Harrison recalls driving 70 mph across the bridge until the archbishop seemed to be getting a little flustered.
“Sean, you need to hurry up,’” Archbishop Hannan told him.
“So, I’m doing 80, and that’s not enough for him,” Harrison said. “So, I’m doing 90. I guess he didn’t tell me anything after 90.”
No easy answers
Harrison continues to wonder why he’s still here.
“A lot of people say, ‘Oh, God saved you’ and the way that comes across is that I was saved because I’m a great person,” Harrison said. “I’m not that great of a person. I want to be and I try to be. As you’re lying there, you’re wondering, ‘What did God save me for? Why am I here and that guy isn’t?’

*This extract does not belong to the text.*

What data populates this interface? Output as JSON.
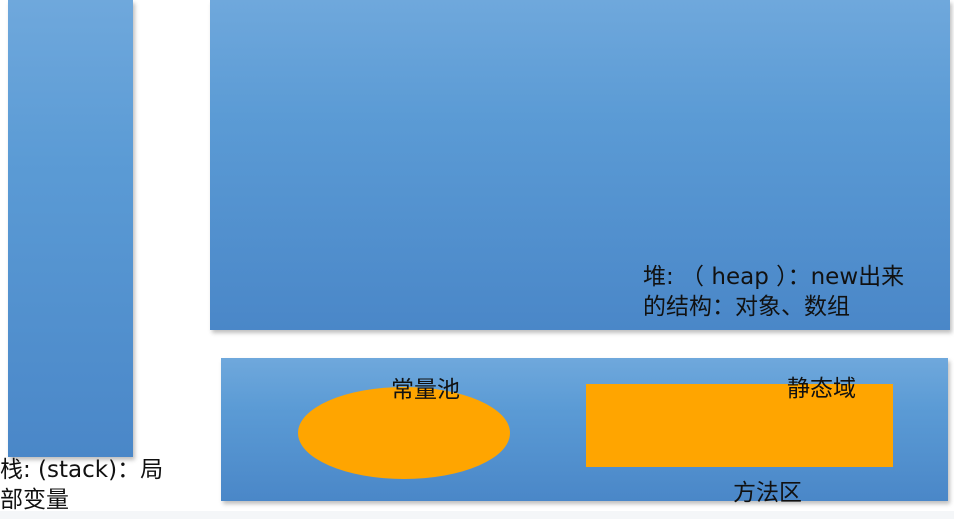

“You discern as best you can, and you never get an answer. I’m resigned to the fact that there have been a lot of incidents since then where I’ve talked to people who were majorly affected by that accident, whether they were the first ones up there or were just in awe of the miraculous nature of it. I don’t know if I was saved for anything specific. Maybe it was just for this conversation or for all the conversations I’ve had with people – you know, there is a God.
“I don’t know the will of the Father, and you have to come to grips with that. I think it makes living a good life a little more palpable, because there are joys to still being here. I get to see my kids grow up. I get to be with my wife and friends and family. But, what if I had died? Maybe I would be with the savior. If I had died, would that have been the worst thing?”
Got back on the horse
Not really sure of how he would react, Harrison decided last year to get back in the air, if only to say he had done it.
“My wife is so wonderful; she never said ‘don’t,’” Harrison said.
In order to regain his license, he was required to contact a flight instructor and take a test flight.
A Cessna 172, the same model he flew to North Carolina, was waiting for him at Lakefront Airport. He sat for a while in the parking lot, reflecting on his life.
“Not having that memory, there wasn’t any PTSD,” Harrison said. “I was kind of welling up that I was here.”
Once the Cessna 172 left the ground, Harrison did routine maneuvers, “stuff that you would do for a flight review every two years.”
He did a grass field landing and takeoff. He flew across the lake. He soared over the trees.
“Recently, in the last few months, I kind of got to the point where I’m sure Frances would prefer me not to fly,” he said. “But, she’s such a great one she’s never said, ‘No, you can’t.’ But, I’ve basically got to the point where, you know, I don’t need to.”
Why do you want that?
Last month, Harrison drove to an airplane scrapyard south of Atlanta and picked up a 15-foot section of his Cessna that had been released by the NTSB. The tail section, with its identification number (N5064H), now sits on a trailer, near one of the cell towers Harrison services.
“November-5-0-6-4-Hotel,” he said. “I’ll never forget it. All the guys are saying, ‘Man, that’s cool.’ The girls are always like, ‘What are you going to do with that?’”
“I don’t know,” Harrison said. “I’ll figure it out later.”